Observability Architecture
The platform is designed to be monitored at three distinct layers: the Service Layer, the Coordination Layer, and the Data Layer.Key Performance Indicators (KPIs)
To ensure a stable production environment, we recommend monitoring the following signals:API & Control Plane
- Latency: P95/P99 response times for API endpoints.
- Error Rates: 4xx and 5xx response codes.

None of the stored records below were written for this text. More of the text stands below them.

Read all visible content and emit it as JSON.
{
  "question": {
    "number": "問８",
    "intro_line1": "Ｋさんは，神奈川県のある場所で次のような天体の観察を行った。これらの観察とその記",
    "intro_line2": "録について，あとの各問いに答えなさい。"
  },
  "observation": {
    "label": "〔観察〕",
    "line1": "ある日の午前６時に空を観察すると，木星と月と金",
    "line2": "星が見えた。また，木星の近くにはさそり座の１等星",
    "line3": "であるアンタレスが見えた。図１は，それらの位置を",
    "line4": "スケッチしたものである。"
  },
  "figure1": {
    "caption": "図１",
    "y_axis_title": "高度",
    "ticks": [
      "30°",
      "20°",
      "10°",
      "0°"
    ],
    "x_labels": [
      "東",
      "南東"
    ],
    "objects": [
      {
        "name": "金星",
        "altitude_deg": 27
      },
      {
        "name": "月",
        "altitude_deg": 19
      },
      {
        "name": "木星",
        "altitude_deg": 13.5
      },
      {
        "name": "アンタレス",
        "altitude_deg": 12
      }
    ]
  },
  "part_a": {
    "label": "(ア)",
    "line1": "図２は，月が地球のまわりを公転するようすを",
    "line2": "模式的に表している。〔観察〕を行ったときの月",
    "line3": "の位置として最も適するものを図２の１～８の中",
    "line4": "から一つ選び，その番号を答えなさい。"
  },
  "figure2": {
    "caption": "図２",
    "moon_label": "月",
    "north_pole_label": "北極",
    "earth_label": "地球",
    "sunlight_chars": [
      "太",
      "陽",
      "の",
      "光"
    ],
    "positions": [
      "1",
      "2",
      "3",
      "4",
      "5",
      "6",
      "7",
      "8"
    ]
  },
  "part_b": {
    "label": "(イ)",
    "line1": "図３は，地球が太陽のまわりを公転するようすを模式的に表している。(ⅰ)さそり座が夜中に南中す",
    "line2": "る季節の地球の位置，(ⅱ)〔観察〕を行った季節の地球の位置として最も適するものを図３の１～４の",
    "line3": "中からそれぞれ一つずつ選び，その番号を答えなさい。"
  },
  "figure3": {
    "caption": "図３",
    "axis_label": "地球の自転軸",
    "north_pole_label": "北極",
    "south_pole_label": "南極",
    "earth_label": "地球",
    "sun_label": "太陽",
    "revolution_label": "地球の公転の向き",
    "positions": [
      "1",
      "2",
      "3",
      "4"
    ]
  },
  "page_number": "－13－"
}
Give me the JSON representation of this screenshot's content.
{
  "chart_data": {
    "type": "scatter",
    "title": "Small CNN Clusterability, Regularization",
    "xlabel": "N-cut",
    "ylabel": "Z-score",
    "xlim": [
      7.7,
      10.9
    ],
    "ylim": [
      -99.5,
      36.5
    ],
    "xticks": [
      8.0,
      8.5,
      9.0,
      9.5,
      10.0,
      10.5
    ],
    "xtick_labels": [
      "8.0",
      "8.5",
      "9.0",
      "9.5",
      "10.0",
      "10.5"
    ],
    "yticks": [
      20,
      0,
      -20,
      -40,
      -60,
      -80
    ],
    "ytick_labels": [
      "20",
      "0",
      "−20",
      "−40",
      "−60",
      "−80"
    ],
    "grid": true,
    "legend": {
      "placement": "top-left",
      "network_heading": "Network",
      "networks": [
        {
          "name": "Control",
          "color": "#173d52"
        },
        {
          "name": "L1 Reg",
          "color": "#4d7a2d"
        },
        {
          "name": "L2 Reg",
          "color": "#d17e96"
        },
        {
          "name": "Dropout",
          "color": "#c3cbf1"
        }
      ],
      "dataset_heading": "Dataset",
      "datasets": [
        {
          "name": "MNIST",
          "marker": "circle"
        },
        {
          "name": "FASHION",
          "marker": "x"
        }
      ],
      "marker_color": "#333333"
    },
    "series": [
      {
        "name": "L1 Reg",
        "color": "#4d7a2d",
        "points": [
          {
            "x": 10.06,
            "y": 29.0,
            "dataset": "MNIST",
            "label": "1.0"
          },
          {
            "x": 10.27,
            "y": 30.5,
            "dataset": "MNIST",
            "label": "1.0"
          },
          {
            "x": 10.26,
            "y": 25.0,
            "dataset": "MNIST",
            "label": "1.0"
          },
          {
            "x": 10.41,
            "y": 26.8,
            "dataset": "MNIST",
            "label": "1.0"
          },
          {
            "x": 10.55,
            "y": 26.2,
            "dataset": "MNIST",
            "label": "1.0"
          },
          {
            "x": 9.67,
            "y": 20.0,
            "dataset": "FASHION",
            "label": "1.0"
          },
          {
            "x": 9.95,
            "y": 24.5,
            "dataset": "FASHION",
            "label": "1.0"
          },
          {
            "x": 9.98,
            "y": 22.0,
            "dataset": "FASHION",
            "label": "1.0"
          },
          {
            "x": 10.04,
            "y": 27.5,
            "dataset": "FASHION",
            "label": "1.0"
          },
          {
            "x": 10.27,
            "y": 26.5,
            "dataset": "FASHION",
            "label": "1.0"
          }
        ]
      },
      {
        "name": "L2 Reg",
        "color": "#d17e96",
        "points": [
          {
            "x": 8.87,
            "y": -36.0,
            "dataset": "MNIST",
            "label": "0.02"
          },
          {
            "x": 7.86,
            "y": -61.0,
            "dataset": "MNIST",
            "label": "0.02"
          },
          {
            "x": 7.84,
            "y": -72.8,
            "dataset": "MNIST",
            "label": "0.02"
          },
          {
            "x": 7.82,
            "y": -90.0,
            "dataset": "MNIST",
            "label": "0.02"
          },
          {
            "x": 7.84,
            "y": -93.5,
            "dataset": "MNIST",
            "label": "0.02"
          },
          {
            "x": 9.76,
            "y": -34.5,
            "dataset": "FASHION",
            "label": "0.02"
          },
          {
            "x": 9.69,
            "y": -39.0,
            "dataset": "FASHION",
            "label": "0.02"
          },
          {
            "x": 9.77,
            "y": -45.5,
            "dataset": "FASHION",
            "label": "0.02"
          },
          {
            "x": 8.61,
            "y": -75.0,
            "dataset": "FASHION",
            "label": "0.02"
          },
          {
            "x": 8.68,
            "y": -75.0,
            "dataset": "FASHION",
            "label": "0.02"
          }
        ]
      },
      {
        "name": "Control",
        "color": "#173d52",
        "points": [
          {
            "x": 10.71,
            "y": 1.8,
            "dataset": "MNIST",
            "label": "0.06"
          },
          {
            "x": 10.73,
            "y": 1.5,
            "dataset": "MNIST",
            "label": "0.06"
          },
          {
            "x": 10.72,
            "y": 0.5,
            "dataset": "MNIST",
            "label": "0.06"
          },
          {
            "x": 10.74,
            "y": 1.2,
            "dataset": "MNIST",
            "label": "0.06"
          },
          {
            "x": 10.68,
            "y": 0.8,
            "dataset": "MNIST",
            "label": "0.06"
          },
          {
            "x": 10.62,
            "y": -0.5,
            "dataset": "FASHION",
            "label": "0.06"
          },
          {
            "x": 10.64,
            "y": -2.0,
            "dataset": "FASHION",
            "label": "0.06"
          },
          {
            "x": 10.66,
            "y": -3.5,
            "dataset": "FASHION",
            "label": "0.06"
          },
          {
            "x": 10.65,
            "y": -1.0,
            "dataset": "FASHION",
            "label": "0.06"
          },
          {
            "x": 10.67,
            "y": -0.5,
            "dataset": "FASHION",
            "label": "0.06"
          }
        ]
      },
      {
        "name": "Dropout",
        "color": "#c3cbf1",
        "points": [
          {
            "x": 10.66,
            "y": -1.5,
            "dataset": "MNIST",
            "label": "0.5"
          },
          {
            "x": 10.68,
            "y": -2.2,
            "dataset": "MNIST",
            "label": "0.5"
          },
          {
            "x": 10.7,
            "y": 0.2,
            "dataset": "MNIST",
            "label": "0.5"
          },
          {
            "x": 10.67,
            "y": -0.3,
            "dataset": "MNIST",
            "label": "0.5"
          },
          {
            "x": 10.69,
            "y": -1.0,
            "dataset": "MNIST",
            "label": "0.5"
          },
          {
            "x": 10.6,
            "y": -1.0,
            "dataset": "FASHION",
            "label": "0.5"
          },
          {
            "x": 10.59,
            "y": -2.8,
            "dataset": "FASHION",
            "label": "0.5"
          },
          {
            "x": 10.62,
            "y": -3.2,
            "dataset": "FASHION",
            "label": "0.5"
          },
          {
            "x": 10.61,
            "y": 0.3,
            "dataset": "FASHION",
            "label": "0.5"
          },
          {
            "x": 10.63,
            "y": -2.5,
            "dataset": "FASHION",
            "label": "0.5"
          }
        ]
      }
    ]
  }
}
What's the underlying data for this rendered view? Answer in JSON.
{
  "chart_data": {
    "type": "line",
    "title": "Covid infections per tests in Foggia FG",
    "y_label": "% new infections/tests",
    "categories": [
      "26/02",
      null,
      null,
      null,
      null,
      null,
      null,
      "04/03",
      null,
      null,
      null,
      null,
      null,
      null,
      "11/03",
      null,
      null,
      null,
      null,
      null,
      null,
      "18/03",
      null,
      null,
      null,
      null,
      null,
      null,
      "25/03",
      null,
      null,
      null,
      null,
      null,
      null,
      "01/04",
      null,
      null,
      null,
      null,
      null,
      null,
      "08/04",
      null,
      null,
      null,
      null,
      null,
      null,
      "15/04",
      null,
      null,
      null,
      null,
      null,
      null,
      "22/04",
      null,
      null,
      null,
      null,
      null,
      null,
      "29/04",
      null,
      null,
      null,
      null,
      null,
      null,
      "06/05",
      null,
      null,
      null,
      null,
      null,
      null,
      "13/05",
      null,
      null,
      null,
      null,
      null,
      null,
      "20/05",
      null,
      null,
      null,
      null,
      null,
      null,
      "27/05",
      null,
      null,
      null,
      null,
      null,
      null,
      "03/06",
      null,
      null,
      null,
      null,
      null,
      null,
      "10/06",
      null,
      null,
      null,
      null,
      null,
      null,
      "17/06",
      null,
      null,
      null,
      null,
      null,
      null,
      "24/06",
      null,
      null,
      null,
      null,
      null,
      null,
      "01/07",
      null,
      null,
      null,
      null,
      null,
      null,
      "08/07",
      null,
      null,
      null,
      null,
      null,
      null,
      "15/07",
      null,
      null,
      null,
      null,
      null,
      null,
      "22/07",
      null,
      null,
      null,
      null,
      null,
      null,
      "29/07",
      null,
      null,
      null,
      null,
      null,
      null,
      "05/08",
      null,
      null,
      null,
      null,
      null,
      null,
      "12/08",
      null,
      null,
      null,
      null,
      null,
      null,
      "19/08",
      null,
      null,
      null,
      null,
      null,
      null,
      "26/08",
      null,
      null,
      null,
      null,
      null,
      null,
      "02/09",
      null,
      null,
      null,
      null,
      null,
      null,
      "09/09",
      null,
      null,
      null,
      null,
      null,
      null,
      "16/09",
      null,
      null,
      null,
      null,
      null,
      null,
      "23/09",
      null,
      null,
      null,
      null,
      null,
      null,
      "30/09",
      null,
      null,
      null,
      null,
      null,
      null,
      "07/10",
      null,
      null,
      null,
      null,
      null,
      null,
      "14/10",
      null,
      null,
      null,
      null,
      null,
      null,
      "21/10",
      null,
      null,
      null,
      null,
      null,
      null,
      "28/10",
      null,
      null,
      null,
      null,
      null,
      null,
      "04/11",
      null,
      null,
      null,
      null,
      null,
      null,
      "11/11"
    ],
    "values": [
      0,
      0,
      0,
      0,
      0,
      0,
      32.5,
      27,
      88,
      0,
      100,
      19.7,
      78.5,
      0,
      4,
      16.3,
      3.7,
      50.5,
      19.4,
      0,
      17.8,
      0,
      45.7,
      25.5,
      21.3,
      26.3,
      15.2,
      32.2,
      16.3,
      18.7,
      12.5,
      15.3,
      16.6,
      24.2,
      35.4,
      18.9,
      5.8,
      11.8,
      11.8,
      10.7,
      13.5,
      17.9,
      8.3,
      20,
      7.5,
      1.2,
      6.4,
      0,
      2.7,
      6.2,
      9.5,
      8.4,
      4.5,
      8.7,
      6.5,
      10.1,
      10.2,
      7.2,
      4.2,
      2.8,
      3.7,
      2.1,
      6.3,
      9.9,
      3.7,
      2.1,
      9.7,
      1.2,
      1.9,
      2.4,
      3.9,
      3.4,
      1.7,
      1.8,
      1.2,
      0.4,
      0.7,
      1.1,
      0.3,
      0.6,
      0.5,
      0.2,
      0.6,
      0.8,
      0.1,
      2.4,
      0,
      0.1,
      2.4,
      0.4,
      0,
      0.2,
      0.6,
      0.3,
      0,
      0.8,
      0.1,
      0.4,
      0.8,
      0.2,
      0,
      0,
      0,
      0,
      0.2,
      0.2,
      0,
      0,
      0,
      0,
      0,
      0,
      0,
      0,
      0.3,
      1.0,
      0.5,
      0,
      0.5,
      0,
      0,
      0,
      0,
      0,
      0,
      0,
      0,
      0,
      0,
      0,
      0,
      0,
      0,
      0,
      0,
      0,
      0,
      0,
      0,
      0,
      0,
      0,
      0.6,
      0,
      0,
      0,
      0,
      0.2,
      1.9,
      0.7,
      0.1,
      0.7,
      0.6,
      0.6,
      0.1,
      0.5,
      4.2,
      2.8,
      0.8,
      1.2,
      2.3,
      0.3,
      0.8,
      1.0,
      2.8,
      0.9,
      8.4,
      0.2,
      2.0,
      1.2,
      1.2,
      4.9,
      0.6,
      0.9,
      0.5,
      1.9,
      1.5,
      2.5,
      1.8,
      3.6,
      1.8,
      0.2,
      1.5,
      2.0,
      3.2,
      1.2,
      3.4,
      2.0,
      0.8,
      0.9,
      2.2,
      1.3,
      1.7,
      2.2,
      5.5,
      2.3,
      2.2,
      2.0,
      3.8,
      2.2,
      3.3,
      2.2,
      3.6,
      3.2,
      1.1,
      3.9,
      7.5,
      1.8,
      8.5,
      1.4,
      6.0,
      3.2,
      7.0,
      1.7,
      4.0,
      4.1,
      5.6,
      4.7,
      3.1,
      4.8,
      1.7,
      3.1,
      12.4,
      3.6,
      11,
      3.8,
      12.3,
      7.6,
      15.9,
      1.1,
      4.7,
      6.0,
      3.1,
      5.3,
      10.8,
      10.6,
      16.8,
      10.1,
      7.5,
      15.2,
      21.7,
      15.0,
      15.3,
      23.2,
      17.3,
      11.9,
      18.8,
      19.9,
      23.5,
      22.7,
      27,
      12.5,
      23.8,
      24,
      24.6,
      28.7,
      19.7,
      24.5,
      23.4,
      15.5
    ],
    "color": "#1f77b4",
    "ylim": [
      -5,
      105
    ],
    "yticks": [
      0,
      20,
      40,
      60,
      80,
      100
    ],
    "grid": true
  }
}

- Throughput: Requests per second (RPS).
Execution Plane
- Queue Depth: Number of tasks waiting in the broker (Redis/RabbitMQ).
- Processing Lag: Time between task creation and execution start.
- Worker Utilization: CPU/Memory usage per worker pool.
Persistence (Postgres)
- Connection Pressure: Active vs. maximum allowed connections.
- Slow Queries: Queries exceeding the 500ms threshold.
- IOPS: Disk I/O utilization for vector search operations.
Coordination (Redis)
- Memory Saturation: Percentage of available memory used.
- Eviction Rate: Frequency of keys being removed due to memory limits.
- Command Latency: Time taken to process coordination requests.
Health & Metrics Endpoints
All Noxus services expose standardized endpoints for automated health checks and metrics collection:- Health Checks:
/status/health(Used by Kubernetes Liveness/Readiness probes). - Prometheus Metrics:
/metrics(Exposes internal service counters and histograms).
Noxus provides a set of Default Grafana Dashboards in the
noxus-infra repository. These pre-configured dashboards provide immediate visibility into API performance, worker queue health, and resource utilization across your deployment.In Kubernetes deployments, the official Helm charts automatically annotate pods for Prometheus scraping, ensuring zero-config observability.
Alerting Strategy
We recommend setting up alerts for the following critical conditions:- Service Availability: Any core service reporting a non-healthy status.
- Queue Backlog: Task queue depth exceeding defined thresholds for more than 5 minutes.
- Database Saturation: PostgreSQL connection usage exceeding 80%.
- Model Provider Failures: Sustained 5xx errors from external AI providers (OpenAI, Anthropic, etc.).